Dudé entre la mirada sorprendida- agradada de “no tengo ni puñetera idea de quién eres” y la simple ignorancia. Pero intuí que la segunda opción iba a ser desafortunada, pues como pude observar por el rabillo del ojo, el viento había hecho estragos en mis fieles y escasamente me quedarían cinco, así que tomé fuerzas de mi ego, por entonces bastante crecido, y me enfrenté a aquella cara desconocida con mi mejor máscara de persona agradable.
- ¿No te acuerdas de mí?, volvió a decir aquel personaje no muy alto y de pelo ralo que me miraba a través de unos grandes lentes...

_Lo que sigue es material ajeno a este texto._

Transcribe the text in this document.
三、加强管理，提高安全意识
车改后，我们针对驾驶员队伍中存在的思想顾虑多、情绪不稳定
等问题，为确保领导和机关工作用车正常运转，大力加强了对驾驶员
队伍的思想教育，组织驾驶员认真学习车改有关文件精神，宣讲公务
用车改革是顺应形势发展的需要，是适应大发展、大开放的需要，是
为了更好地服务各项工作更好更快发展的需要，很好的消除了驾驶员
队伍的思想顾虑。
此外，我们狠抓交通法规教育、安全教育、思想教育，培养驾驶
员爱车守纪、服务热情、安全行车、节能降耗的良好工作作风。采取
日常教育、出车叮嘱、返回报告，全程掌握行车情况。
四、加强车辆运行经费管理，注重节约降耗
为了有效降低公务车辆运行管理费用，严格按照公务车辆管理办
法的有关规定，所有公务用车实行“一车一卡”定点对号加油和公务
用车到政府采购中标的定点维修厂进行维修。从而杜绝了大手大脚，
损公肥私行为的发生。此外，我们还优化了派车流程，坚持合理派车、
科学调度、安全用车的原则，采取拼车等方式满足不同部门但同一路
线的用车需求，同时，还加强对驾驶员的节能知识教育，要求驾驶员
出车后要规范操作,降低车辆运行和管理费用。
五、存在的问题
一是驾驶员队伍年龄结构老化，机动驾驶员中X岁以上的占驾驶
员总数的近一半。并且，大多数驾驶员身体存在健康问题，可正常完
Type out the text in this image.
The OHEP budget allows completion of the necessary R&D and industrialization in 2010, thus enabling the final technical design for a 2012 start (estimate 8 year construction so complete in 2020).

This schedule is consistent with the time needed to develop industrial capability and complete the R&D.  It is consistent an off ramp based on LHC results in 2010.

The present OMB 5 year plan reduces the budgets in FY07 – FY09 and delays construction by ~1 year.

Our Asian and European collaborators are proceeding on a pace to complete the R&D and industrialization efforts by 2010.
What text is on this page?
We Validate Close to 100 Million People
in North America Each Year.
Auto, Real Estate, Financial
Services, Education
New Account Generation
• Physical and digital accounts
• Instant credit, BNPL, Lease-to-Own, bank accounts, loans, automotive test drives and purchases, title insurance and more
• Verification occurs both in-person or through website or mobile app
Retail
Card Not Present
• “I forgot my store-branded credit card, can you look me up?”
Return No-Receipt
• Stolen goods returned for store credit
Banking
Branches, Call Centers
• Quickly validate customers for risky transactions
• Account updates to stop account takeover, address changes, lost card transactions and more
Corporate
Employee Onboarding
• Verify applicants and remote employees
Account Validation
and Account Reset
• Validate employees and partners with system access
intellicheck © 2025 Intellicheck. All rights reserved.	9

- No recuerdo... comencé a decir, pero aquellos ojos... aquellos ojos me retrotrajeron veinte años atrás. No puede ser, me dije.
- Soy yo Manuel, me dijo como si eso lo clarificara todo.
- Un suave destello rozó mi alma y por un instante recordé ...
- Lo siento, perdóneme pero no le recuerdo, - El siguiente, por favor, ¿Cómo se llama señora?.